LinkedIn | FaceBook | Twitter
Last week Microsoft announced several new offerings for “Big Data” - and since I’m a stickler for definitions, I wanted to make sure I understood what that really means. What is “Big Data”? What size hard drive is that? After all, my laptop has 1TB of storage - is my laptop “Big Data”?
There are actually a few definitions for this term, most notably those involving the “Four V’s” Volume, Velocity, Variety and Variability. Others disagree with this definition. I tend to try and get things into their simplest form, so I’m using this definition for myself:
Big data is defined as a large set of computationally expensive data that is worked on simultaneously.
Let me flesh that out a little. To be sure, “Big Data” has a larger size than say a few megabytes. The reason this is important is that it takes special hardware to be able to move large sets of data around, store it, process it and so on. (large set)
If you store a LOT of data, but only use a small portion of it at a time, that really isn’t super-hard to do. It’s mainly a storage issue at that point. But, if you do need to work with a large portion of the data at one time, then the memory, CPU and transfer components of the system have to adapt to be responsive - new ways to work with that data (game theory, knot-algorithms, map-reduce, etc.) need to be brought into play. (computationally expensive)
Once that data is loaded into the processing area (memory or whatever other mechanism is used) it must be worked on in parallel to come back in a reasonable time.
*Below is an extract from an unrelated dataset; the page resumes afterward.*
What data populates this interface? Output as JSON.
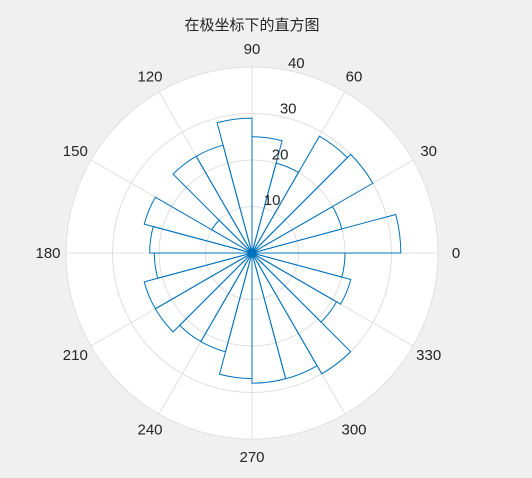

You have two options here - you can scale the system up with more internal hardware (CPU’s, memory and so on) or you can scale it out to have multiple systems work on it at the same time using paradigms such as map/reduce and so on. Actually, when you lay this out in an architecture diagram, scale up or out doesn’t actually change the logical structure of the process - in scale out the network becomes the bus, and the nodes become more RAM and computing power. Of course, there are changes in code for how you stitch the workload back together. (worked on simultaneously)
So back to the original question. Is Big Data, as I have defined it here, a workload for Windows and SQL Azure? Absolutely! In fact, it’s probably one of the main workloads, and I believe it represents the latest, and perhaps also the earliest frontier of computing. Jim Gray, a former researcher here at Microsoft and a hero of mine, was working on this very topic. I believe as he did - all computing is simply an interface over data.
Microsoft has multiple offerings on the topic of Big Data. In posts that follow from myself and my co-workers, we’ll explore when and where you use each one. Whether you are a data professional or a developer, this is the new frontier - don’t wait to educate yourself on how to leverage Big Data for your organization.
Hadoop on Windows Azure and SQL Server - Microsoft’s partnership to include Hadoop workloads on Windows Azure and SQL Server/Parallel Data Warehouse (PDW)
LINQ to HPC - Microsoft’s High-Performance Computing SKU of HPC is now in Azure
Windows Azure Table Storage - A key/value pair type storage with full partitioning that is immediately consistent, able to handle huge loads of data and works with any REST-compatible language
Other offerings - Including the new Data Explorer, Project Daytona (with a Big Data Toolkit for Scientists and researchers), Power View and more.
The era of Big Data is here. And you can use Windows and SQL Azure to bring it to your organization.
I'm trying to understand how LINQ to HPC differs from the Hadoop-on-Windows effort that's going on now. Why would I choose one over the other, and why is MSFT funding both simultaneously? From everything that I've read/heard they tackle the same big data scenarios.
Chris - great question. You'll often see Microsoft use multiple technologies to answer the same question. We have a huge installed base of HPC, and of course Hadoop has different advantages. Look for us to constantly explore multiple ways of handling large data processing sets.
As far as the choice goes, like most any other, lay out your requirements first. Then evaluate each technology offering to see what meets your needs best. While that may be a bit vague, it works for me every time. :)
Actually, seems that MSFT announced the end of LINQ to HPC several days prior to our posts.
Chris - you're correct. When I posted I wasn't sure if that was public yet or not. :) We're focusing now on Hadoop - embracing open source and using it to help!